The Alarming Palsy of James Orr (Paperback)
A Kafkaesque and darkly humorous “suburban gothic” that tracks the unraveling of man’s body, mind, and life.
James Orr—husband, father, reliable employee and all-around model citizen—awakes one morning to find half his face paralyzed.
Waiting for the affliction to pass, he stops going to work and wanders his idyllic estate, with its woodland, uniform streets and perfectly manicured lawns. But there are cracks in the veneer. And as his orderly existence begins to unravel, it appears that James may not be the man he thought he was.
A deeply unsettling story of creeping horror that consistently confounds expectations, The Alarming Palsy of James Orr introduces a writer of extraordinary and disturbing talents.
About the Author
Tom Lee's fiction and personal essays have appeared in The Sunday Times, Esquire, Prospect, The Dublin Review, and Zoetrope, among others. He is also the author of Greenfly, a collection of short fiction. His work has been shortlisted for The Sunday Times EFG Private Bank Short Story Award and longlisted for the Notting Hill Essay Prize. He teaches at Goldsmiths, University of London.
Praise for The Alarming Palsy of James Orr
“A fresh take on Kafka, highlighting the potential for terrifying change that may lurk in our DNA. Lee explores themes of illness and the almost dystopian alienation that emerges between sufferers and the well, and does so with artfulness and delicious doses of body horror and contemporary British social satire.”

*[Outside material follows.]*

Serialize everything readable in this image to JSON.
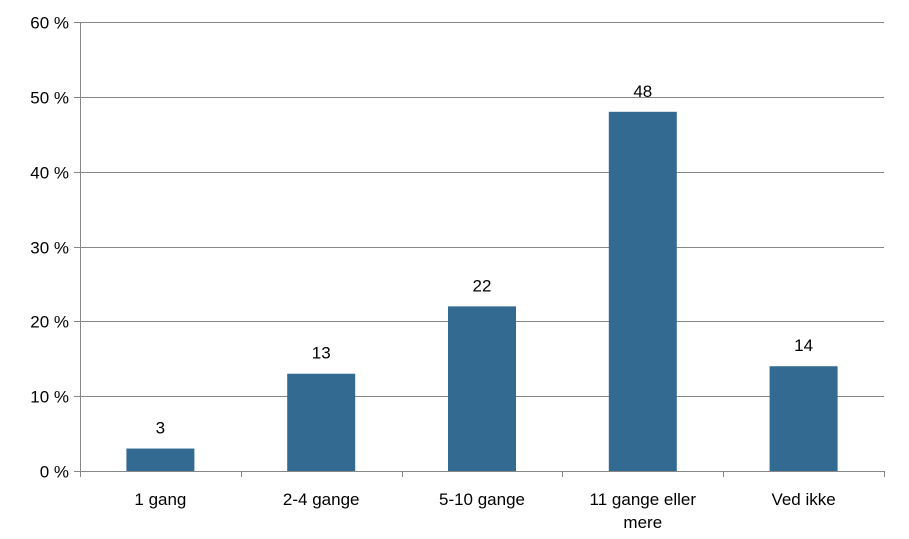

—The New York Times, Editors' Choice
“There are moments—sudden ghostly noises and involuntary spasms—that make us see the well-mown suburbs as James does, a 'brittle veneer on reality, one that might fracture or shatter entirely at any time.'”
—The Wall Street Journal
“Tom Lee’s clipped, cold-blooded sentences form a thin mantle over the sinisterly simmering plot of this mesmerising first novel.”

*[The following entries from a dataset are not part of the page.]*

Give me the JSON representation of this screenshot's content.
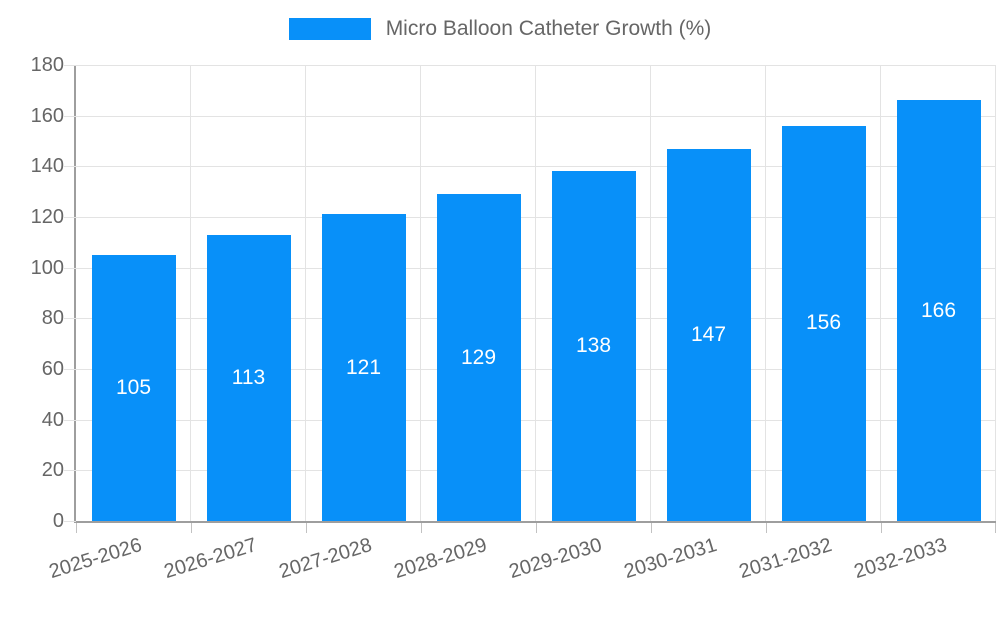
{
  "legend": {
    "label": "Micro Balloon Catheter Growth (%)"
  },
  "chart_data": {
    "type": "bar",
    "title": "Micro Balloon Catheter Growth (%)",
    "categories": [
      "2025-2026",
      "2026-2027",
      "2027-2028",
      "2028-2029",
      "2029-2030",
      "2030-2031",
      "2031-2032",
      "2032-2033"
    ],
    "series": [
      {
        "name": "Micro Balloon Catheter Growth (%)",
        "values": [
          105,
          113,
          121,
          129,
          138,
          147,
          156,
          166
        ]
      }
    ],
    "xlabel": "",
    "ylabel": "",
    "ylim": [
      0,
      180
    ],
    "yticks": [
      0,
      20,
      40,
      60,
      80,
      100,
      120,
      140,
      160,
      180
    ],
    "grid": true,
    "legend_position": "top",
    "bar_labels_inside": true,
    "xlabel_rotation_deg": -17,
    "colors": {
      "bar": "#0890f9",
      "bar_label": "#ffffff",
      "grid": "#e3e3e3",
      "axis": "#9e9e9e",
      "tick_mark": "#c2c2c2",
      "tick_text": "#666666",
      "legend_text": "#666666"
    }
  }
}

“In this disquieting novel, Lee explores how briskly the pleasures that we take for granted can vanish . . . Lee's writing pulses with humour and an appreciation of the abject silliness of human beings . . . He writes with a needle, and with a short-story master's eye for structure.”
“Perception and reality blur in a compelling fable about otherness, anxiety and the alienating effects of illness . . . Darkly comic fun . . . [A] compelling mystery.”
“A sober and unsettling voice . . . The real accomplishment of Tom Lee's novel is its haunting evocation of the insidiously dystopian climate of English suburbia.”
—The Times Literary Supplement
“A quietly brilliant novel that questions whether conformity is a form of illness.”
“A ferociously entertaining fable of a man coming undone. Like Donald Antrim, Tom Lee constructs a world of clean open air where curious things happen, where people aren't always who they seem, and where the places we choose to live turn out to be much stranger than we thought. You'll finish The Alarming Palsy of James Orr in a day, and obsess over it for weeks.”
—Ian MacKenzie, author of Feast Days
“Animating Tom Lee's darkly hilarious The Alarming Palsy of James Orr is a dread many of us must unknowingly carry inside us: that any moment some fresh disaster might strike us, one that casts us not into dramatic exile but rather leaves us only ever so slightly apart, marooned at the slimmest possible distance from the good lives we thought we'd earned and forever secured.”
—Matt Bell, author of Scrapper
“A slim shiver of dread and paranoia, Tom Lee's superb debut novel explores the darkness that exists millimetres beneath the seemingly normal, regular world. It is a read-in-one sitting fable of considerable power and skill.”
—Stuart Evers, author of Ten Stories About Smoking
“Astonishing and riveting . . . a perfectly calibrated absurdist novel that amuses and unnerves in equal measure.”
—Publishers Weekly, Starred Review
“This book reads like an insidious suburban nightmare, pared down to its bare essentials. A highly controlled and expert commentary on the fickleness of our modern life.”
“What a delightfully strange book that instills a creeping sense of dread that everything is not going to be all right in the end, it never was, and the grasp that anyone has on their life is fragile at best. I think you should read this book.”